I do some illogical under-painting. I may push a color warmer or cooler to see how it looks and then undo it. Vellum is perfect for this. I much prefer layering lots of individual colors instead of mixing ahead on the palette. However, I do mix on the palette sometimes, especially WN Cerulean Blue (B36) with WN Indian Red (PR101)to get various warm and cool grays. If I tried to layer with Indian Red it would be way too heavy and opaque. I like lots of transparent layers -- the concept of "pentimento" appeals to me -- some layers you don’t see. Though hopefully, on some level, you can sense they are there.” (Note: pentimento is an alteration in a painting, evidenced by traces of previous work, showing that the artist has changed his mind as to the composition during the process of painting.)
Heeyoung Kim, US – Silene regia – Royal Catchfly
Heeyoung’s Royal Catchfly image is reproduced on one of the exhibitions informational posters. This poster is so vibrant it pulls the crowds right into this extraordinary exhibition. Heeyoung writes:
Intense red in full bloom
1. I first under-painted a very thin wash of Naphthol Red (M. Graham, PR 112), keeping highlight areas and some edges white.

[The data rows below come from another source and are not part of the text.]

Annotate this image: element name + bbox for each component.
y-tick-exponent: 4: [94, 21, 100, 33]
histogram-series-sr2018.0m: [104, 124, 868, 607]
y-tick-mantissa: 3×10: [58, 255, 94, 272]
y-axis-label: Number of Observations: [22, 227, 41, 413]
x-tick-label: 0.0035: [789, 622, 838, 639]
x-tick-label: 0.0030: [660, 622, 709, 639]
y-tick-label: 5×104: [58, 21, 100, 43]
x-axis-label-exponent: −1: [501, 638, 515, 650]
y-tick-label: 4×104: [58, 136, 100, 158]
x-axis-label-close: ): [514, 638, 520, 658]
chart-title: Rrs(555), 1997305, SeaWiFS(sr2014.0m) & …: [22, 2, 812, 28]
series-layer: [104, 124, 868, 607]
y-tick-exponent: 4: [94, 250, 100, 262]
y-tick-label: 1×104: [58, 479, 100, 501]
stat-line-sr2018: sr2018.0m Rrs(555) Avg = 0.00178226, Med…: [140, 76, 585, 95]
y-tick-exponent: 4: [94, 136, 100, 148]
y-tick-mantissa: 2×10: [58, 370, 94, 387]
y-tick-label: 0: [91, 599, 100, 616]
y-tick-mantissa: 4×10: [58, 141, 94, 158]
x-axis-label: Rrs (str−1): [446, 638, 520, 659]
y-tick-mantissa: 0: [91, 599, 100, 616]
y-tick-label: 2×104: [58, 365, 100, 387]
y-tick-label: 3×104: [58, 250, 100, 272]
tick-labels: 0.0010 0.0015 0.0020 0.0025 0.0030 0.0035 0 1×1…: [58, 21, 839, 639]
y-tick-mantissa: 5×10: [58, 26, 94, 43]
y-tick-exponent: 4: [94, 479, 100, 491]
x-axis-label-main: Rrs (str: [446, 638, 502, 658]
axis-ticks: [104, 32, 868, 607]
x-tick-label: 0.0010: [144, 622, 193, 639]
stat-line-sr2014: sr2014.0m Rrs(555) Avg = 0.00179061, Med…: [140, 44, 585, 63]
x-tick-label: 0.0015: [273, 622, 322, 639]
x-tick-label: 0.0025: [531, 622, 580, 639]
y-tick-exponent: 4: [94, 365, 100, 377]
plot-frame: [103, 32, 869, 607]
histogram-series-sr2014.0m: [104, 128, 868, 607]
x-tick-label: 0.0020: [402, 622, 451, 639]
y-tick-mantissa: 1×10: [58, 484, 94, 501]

2. I painted the shadows next, using a soft grey mixed with: Alizarin Crimson (WN, PR 83), French Ultramarine Blue (WN, PB 29), and Winsor Green (blue shade) (WN, PG 7). This mixture is softer then Neutral Tint. For the deepest shadows, on top of the light shadows, I used a very dry Indigo (WN, PV 19, PB 15)
3. For the red, thin washes of Cadmium Red (WN, PR 108) were painted on the highlights, while keeping the most highlighted areas and edges very thinly painted to make the petals not flat looking. Naphthol Red (MG, PR 112) was painted last to give the intense redness to the petal.
For the brownish red petals
1. For highlighted areas I mixed and painted the area with a thin wash of : Permanent Rose (WN, PV 19), Peryene Maroon (WN, PR 179) with a touch of Permanent Sap Green (WN, PG 39, PY 110)
2. Mix for dark areas is: Peryene Maroon (WN, PV 19) and Indigo (WN, PV 19, PB 15). For the darkest shadow I again used thin washes of Indigo.
3. For the red areas, I used Cadmium Red (WN, PR 108) as the base, then glazed the light part with Peryene Maroon (WN, PR 179) and the dark part with Indigo (WN, PV 19, PB 15)
Carolyn. As you know, everybody creates different final results with the same paint mix. I believe all that matters is how the artist applies the color. I never put thick paint at once, instead I apply it thinly; layer by layer, until I get the intensity I want. Some artists advise not to put more than 6 layers, as you would end up with murky color. However, I find many layers are perfectly fine when you apply them appropriately.
My last thoughts: To you the reader, there is more than one way to paint and use color to achieve greatness. To both of these remarkable artists, I can only respond: thank you – thank you for sharing your talent and the joy that you bring to our obsession.